DKIM signed email as a signal (of something)
Over on Twitter, I said:
So [mimecast.com] bills itself as a cyber-security firm that makes email more secure, and of course the only email I get from them is a spam email, with most of the contents being an brag ad footer for Mimecast itself.
Also, @Mimecast does not DKIM sign outgoing email, so I suspect that it is not going to be so good at being delivered to the increasing number of places that care about that.
(Not our mail server, obviously, for reasons. Mind you, spammers often DKIM sign their email too.)
These days, I have a bias. That bias is that if you are in any sort of 'email as a service' business and you don't sign your outgoing email with DKIM, you are probably not someone I want email from.
This is not because a (valid) DKIM signature means that your email isn't spam. Plenty of spammers put valid DKIM signatures on email these days. Instead it is because increasingly, large email places like GMail and so on are more or less insisting on DKIM signatures from many places. Not DKIM signing your email in the face of this speaks to a certain ignorance of or indifference to the modern practicalities of email, and I don't consider that a good sign. To put it one way, if you're not doing something as pragmatically important as DKIM signatures, what else are you not doing? The answer is unlikely to make me happy.
So far, for me this only applies to places that do email as their business in some way. If email is not part of your product, I don't think it's as much of a gap to leave out DKIM, and anyway there may be complex policy issues around things like DKIM and DMARC.
(Of course you may want to use DKIM, SPF, and DMARC, because the 800-pound gorillas of the email world may more or less require you to do so.

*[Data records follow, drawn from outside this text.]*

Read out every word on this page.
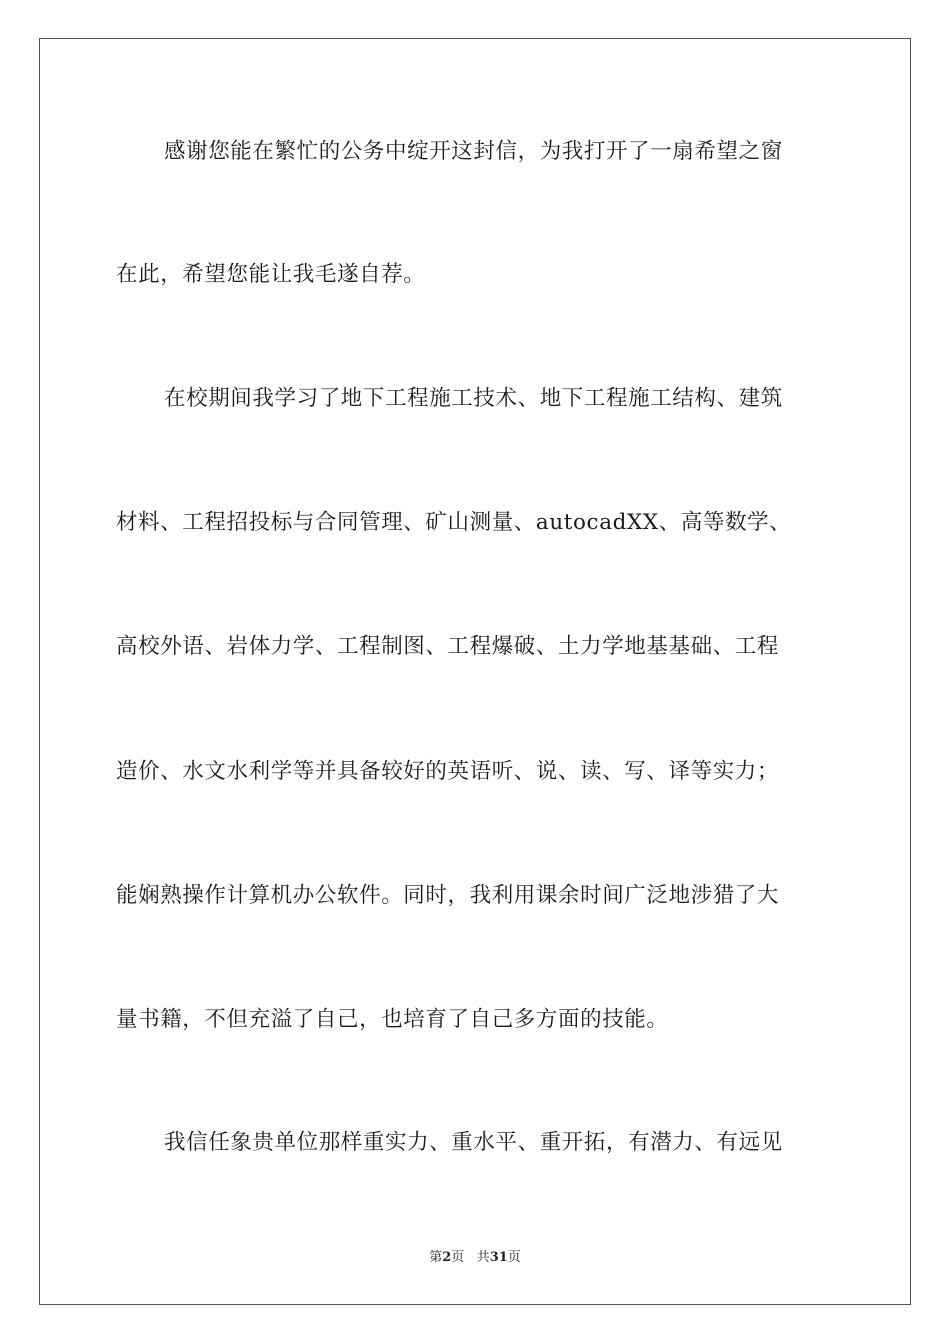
感谢您能在繁忙的公务中绽开这封信，为我打开了一扇希望之窗
在此，希望您能让我毛遂自荐。
在校期间我学习了地下工程施工技术、地下工程施工结构、建筑
材料、工程招投标与合同管理、矿山测量、autocadXX、高等数学、
高校外语、岩体力学、工程制图、工程爆破、土力学地基基础、工程
造价、水文水利学等并具备较好的英语听、说、读、写、译等实力；
能娴熟操作计算机办公软件。同时，我利用课余时间广泛地涉猎了大
量书籍，不但充溢了自己，也培育了自己多方面的技能。
我信任象贵单位那样重实力、重水平、重开拓，有潜力、有远见
第2页 共31页
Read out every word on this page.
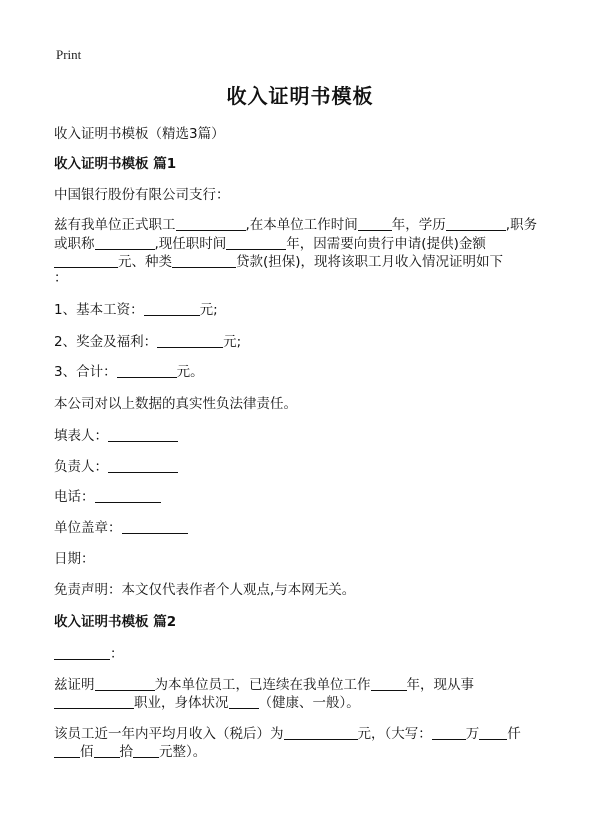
Print
收入证明书模板
收入证明书模板（精选3篇）
收入证明书模板 篇1
中国银行股份有限公司支行：
兹有我单位正式职工	,在本单位工作时间	年，学历	,职务
或职称	,现任职时间	年，因需要向贵行申请(提供)金额
元、种类	贷款(担保)，现将该职工月收入情况证明如下
：
1、基本工资：	元;
2、奖金及福利：	元;
3、合计：	元。
本公司对以上数据的真实性负法律责任。
填表人：
负责人：
电话：
单位盖章：
日期：
免责声明：本文仅代表作者个人观点,与本网无关。
收入证明书模板 篇2
：
兹证明	为本单位员工，已连续在我单位工作	年，现从事
职业，身体状况 （健康、一般）。
该员工近一年内平均月收入（税后）为	元，（大写：	万 仟
佰 拾 元整）。
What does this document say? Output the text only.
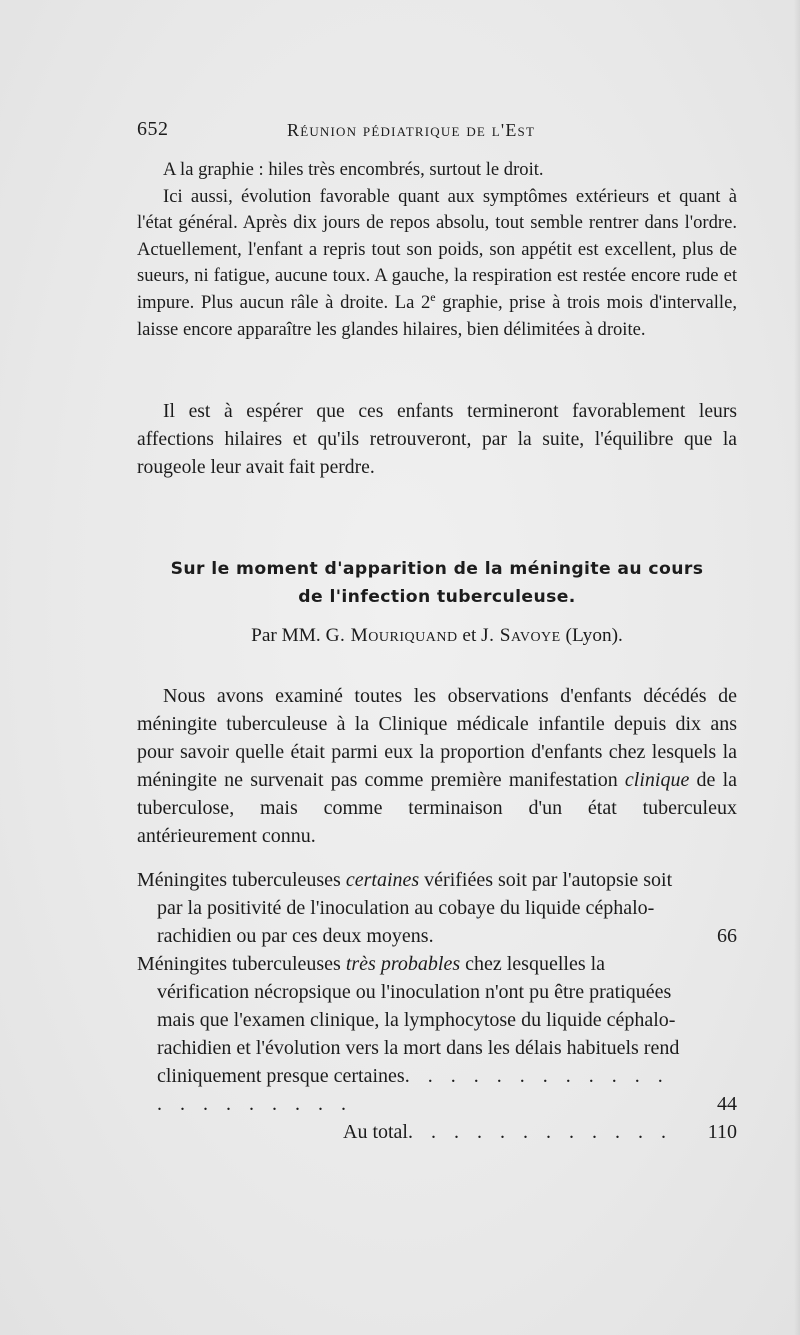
652	Réunion pédiatrique de l'Est

A la graphie : hiles très encombrés, surtout le droit.

Ici aussi, évolution favorable quant aux symptômes extérieurs et quant à l'état général. Après dix jours de repos absolu, tout semble rentrer dans l'ordre. Actuellement, l'enfant a repris tout son poids, son appétit est excellent, plus de sueurs, ni fatigue, aucune toux. A gauche, la respiration est restée encore rude et impure. Plus aucun râle à droite. La 2e graphie, prise à trois mois d'intervalle, laisse encore apparaître les glandes hilaires, bien délimitées à droite.

Il est à espérer que ces enfants termineront favorablement leurs affections hilaires et qu'ils retrouveront, par la suite, l'équilibre que la rougeole leur avait fait perdre.

Sur le moment d'apparition de la méningite au cours
de l'infection tuberculeuse.
Par MM. G. Mouriquand et J. Savoye (Lyon).

Nous avons examiné toutes les observations d'enfants décédés de méningite tuberculeuse à la Clinique médicale infantile depuis dix ans pour savoir quelle était parmi eux la proportion d'enfants chez lesquels la méningite ne survenait pas comme première manifestation clinique de la tuberculose, mais comme terminaison d'un état tuberculeux antérieurement connu.

Méningites tuberculeuses certaines vérifiées soit par l'autopsie soit par la positivité de l'inoculation au cobaye du liquide céphalo-rachidien ou par ces deux moyens.	66
Méningites tuberculeuses très probables chez lesquelles la vérification nécropsique ou l'inoculation n'ont pu être pratiquées mais que l'examen clinique, la lymphocytose du liquide céphalo-rachidien et l'évolution vers la mort dans les délais habituels rend cliniquement presque certaines. . . . . . . . . . . . . . . . . . . . .	44
Au total. . . . . . . . . . . . 110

But that's a different thing, and also a pragmatic decision for you to make.)
PS: In case you're curious, we
don't currently DKIM sign any of our outgoing email, and we will
probably never have a strong DMARC policy (this is subject to change,
especially if the 800 pound gorillas start insisting; being able
to deliver email to GMail is not optional for us). We do have a
hand-waving SPF record, which we put in for partially superstitious
reasons years ago. I have no idea if it does any good or any harm
in general, although I'm sure that there are crazy people using the
presence of '
?all' in our record as an excuse to reject some
email. My view on that is that sooner or later, crazy people will
use anything at all to reject email.
(There are probably people today who refuse to accept email unless it's from domains with published strict DMARC policies. That's their choice and hopefully it works for them.)